During a question-and-answer session with kid golfers at Chelsea Piers, Smith was asked how sure he was of the Knicks ending their title drought this season.
"I’m 100 percent sure," the swingman said.
Smith was then asked why he joined the Knicks over the Nets when he came back from China in February 2012.
"The Nets weren’t good," Smith said. "Now they’re still not good."
Coming into the 2013-14 campaign, there aren't high expectations for the Knicks, especially after the considerable improvement around them in an Eastern conference that already holds the NBA's best squad and back-to-back champions, the Miami Heat.
The Chicago Bulls will welcome back their star player, Derrick Rose, after a season-long injury last year. The Indiana Pacers were a nose hair from making the NBA Finals and only figure to get better with Danny Granger coming back and a strengthened bench.
Not to mention the Nets, who have added two Hall of Famers in Paul Pierce and Kevin Garnett to their roster.
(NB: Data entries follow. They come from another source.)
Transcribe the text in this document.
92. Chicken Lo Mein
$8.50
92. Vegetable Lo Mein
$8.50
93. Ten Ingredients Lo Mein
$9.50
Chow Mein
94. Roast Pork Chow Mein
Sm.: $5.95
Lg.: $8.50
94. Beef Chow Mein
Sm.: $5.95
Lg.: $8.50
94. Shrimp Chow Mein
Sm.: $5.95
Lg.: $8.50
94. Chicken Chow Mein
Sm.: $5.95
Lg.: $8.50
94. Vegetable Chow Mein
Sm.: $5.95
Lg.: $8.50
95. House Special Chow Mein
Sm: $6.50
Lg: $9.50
Adding to their incredible amount of depth, Brooklyn also signed Andrei Kirilenko to its bench and now that squad has a realistic shot at competing for Eastern conference supremacy.
With all this action going on around them, the Knicks have made some nice, quiet moves bringing in the likes of Andrea Bargnani, Metta World Peace and Beno Udrih.
Even with those solid additions, many people feel the Knicks are no better than a No. 5 seed in the East, which I must admit, even as a Knicks fan, is looking pretty realistic for the moment.
But the lack of expectations aren't really a big deal. It means the Knicks won't have a whole heck of a lot of people picking them to make big noise this season, and that helps take some of the pressure off a team that is full of guys who haven't really accomplished much.
Enter J.R. Smith.
Now Smith's big mouth has helped shine a spotlight on the Knicks this season and the only thing people will talk about is how Smith senselessly guaranteed an NBA title when it wasn't necessary or even logical to do so.
Flying under the radar would have been a far better strategy, but now Smith has lowered himself to the level of Pierce and some of the Nets, who have been infamous for talking trash this offseason, in an effort to get their Big Apple counterparts all riled up.
The fact of the matter is that Smith's jawing won't win the Knicks games or stop him from no-showing in the playoffs. Saying the Nets aren't that good won't erase the fact that Brooklyn is going to be good, as long as they stay healthy, and will more than challenge the Knicks in the Atlantic division.
Instead, the Knicks must go out and talk with their play because quite frankly, they are still a 54-win team from last season with a far younger and more athletic roster.
They have nothing to prove to anyone but themselves. All the other critics won't be silenced by quotes anyway, only winning will quiet them.
Granted, not many analysts and fans outside of New York are giving general manager Glenn Grunwald credit and the Knicks' improved roster much respect, but that's just the way this team should want it. Clearly, Smith doesn't subscribe to that same thought process.
So, instead of coming off as smart with his prediction, Smith looks more like New York Jets head coach, Rex Ryan. He now has set a ridiculously high bar for himself and his teammates, and will face no shortage of ridicule if he happens to fall flat on his face.
And this isn't the first time he's done this, either.
Even the most optimistic Knicks fan can't possibly predict with 100 percent certainty New York will bring home a title.
I'm even more sure that not being picked by anyone is the ideal low pressure environment that would to help the players feel more loose from game to game.
Now the Knicks have a title prediction to deal with, and it isn't even from their coach or their best player.
Sure, it's OK to say the Knicks have the talent to win a title, but to say as Smith did that it's a 100 percent certainty is just downright ignorant and will only serve to hurt this team moving forward.